BioSignia, a biotechnology company in Durham, N.C., claims its Know Your Number program approaches the issue differently by targeting an individual’s chances of developing America’s chief chronic, preventable killer diseases — heart disease, diabetes and stroke — and tells that person the likelihood of developing one within five years.

Nothing is completely predictable, agrees Tim Smith, company president and chief operating officer, asserting that this program goes beyond other health-risk assessment models available in the marketplace. The total cost for getting data for the program, “including getting blood drawn,” he says, is $50 per employee.
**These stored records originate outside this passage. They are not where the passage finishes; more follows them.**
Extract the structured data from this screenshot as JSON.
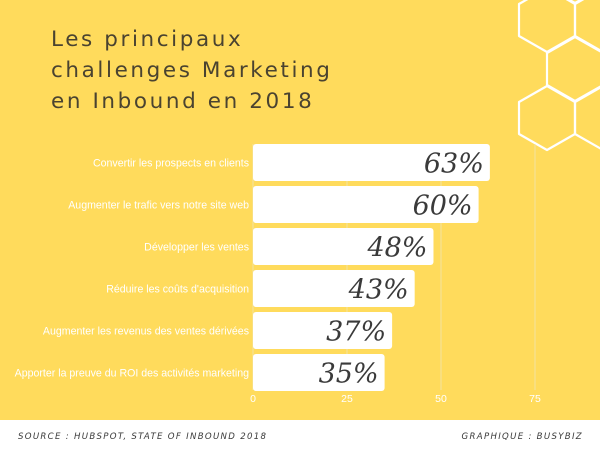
{
  "title_lines": [
    "Les principaux",
    "challenges Marketing",
    "en Inbound en 2018"
  ],
  "footer": {
    "source": "SOURCE : HUBSPOT, STATE OF INBOUND 2018",
    "credit": "GRAPHIQUE : BUSYBIZ"
  },
  "colors": {
    "background": "#FFDB5C",
    "bar": "#FFFFFF",
    "text": "#4A4330",
    "value_label": "#3A3A3A"
  },
  "chart_data": {
    "type": "bar",
    "orientation": "horizontal",
    "categories": [
      "Convertir les prospects en clients",
      "Augmenter le trafic vers notre site web",
      "Développer les ventes",
      "Réduire les coûts d'acquisition",
      "Augmenter les revenus des ventes dérivées",
      "Apporter la preuve du ROI des activités marketing"
    ],
    "values": [
      63,
      60,
      48,
      43,
      37,
      35
    ],
    "value_labels": [
      "63%",
      "60%",
      "48%",
      "43%",
      "37%",
      "35%"
    ],
    "xlim": [
      0,
      75
    ],
    "x_ticks": [
      "0",
      "25",
      "50",
      "75"
    ],
    "grid": true,
    "legend": "none"
  }
}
Clients have included Chevron, International Truck Co., Abbott Labs and others, he says.

Among them is the Bankplus Community Bank of Mississippi, headquartered in Jackson, where 750 employees — or 95 percent of the total — have taken part, according to Vice President Elynn Fish. The bank has an incentive system based on the steps individuals take to improve their health status; employees get a certain amount of their insurance paid depending on the number of criteria they meet. Documentation is required. In four years, the number of major late-stage heart disease and cancer cases among employees has decreased by 21 percent, Ms. Fish says.

“The point is to manage the problems before they turn into late stage,” she says.